Feeling a little more lively as the mid-day heat began to abate we eventually walked across the road and into the Temple of Rameses III. Now this is what I call a temple – it has long been one of my favourite monuments in the whole of Egypt and it always feels like an old dear friend. Fortunately we had come inside during a lull which often happens in the early afternoon and the temple was very quiet. We each set off in different directions, which meant that the couple of guards on duty quickly gave up trying to follow us and went off for their siesta. The small temple, the oldest building at Habu constructed by Hatshepsut was closed due to the ongoing work by Chicago House. I headed off towards the shrines of the God’s Wives. Only two of the original four chapels still remain, but on a lintel above a doorway there is an ‘appeal to the living’, in which the Divine Adoratrice Shepenwepet II asks that a prayer be said for the occupants of the chapels. The request concludes in a threat – that ‘as for those who do not utter these words, the Mistress of the West will cause them to be sick and their wives to be afflicted!‘ So I like to say a little silent prayer as I pass by, just in case.
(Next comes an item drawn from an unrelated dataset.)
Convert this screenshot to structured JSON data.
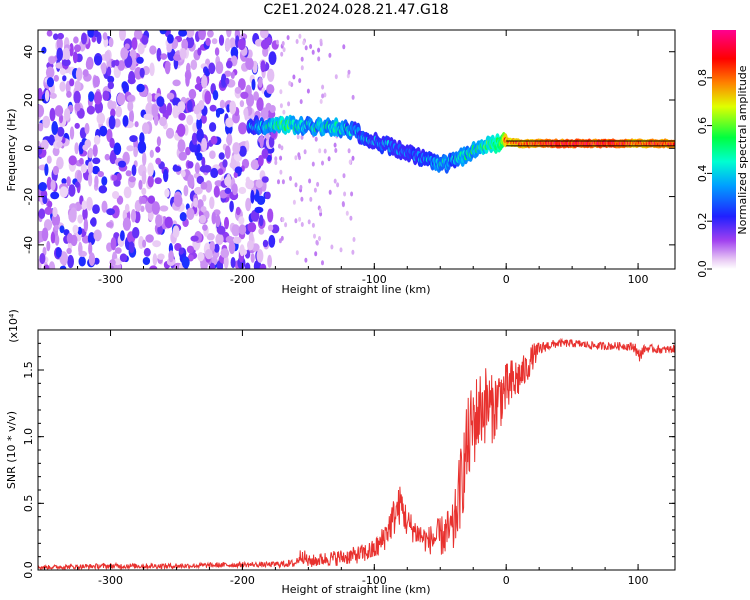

I wandered around my favourite parts of the temple for a couple of hours and we all met up again in the hypostyle hall as the first of the coach parties could be seen coming through the huge pylon gate. It was time to leave. The afternoon was drawing to a close and we all decided it would be nice to stay and have an early dinner in the Rameses Café where we could sit and watch the sun go down behind the Theban mountain, while the face of the temple gradually comes alive with the artificial lights playing over the walls as dusk falls.
Eventually we made our way back across the river on the ferry to Luxor. It was a beautiful evening.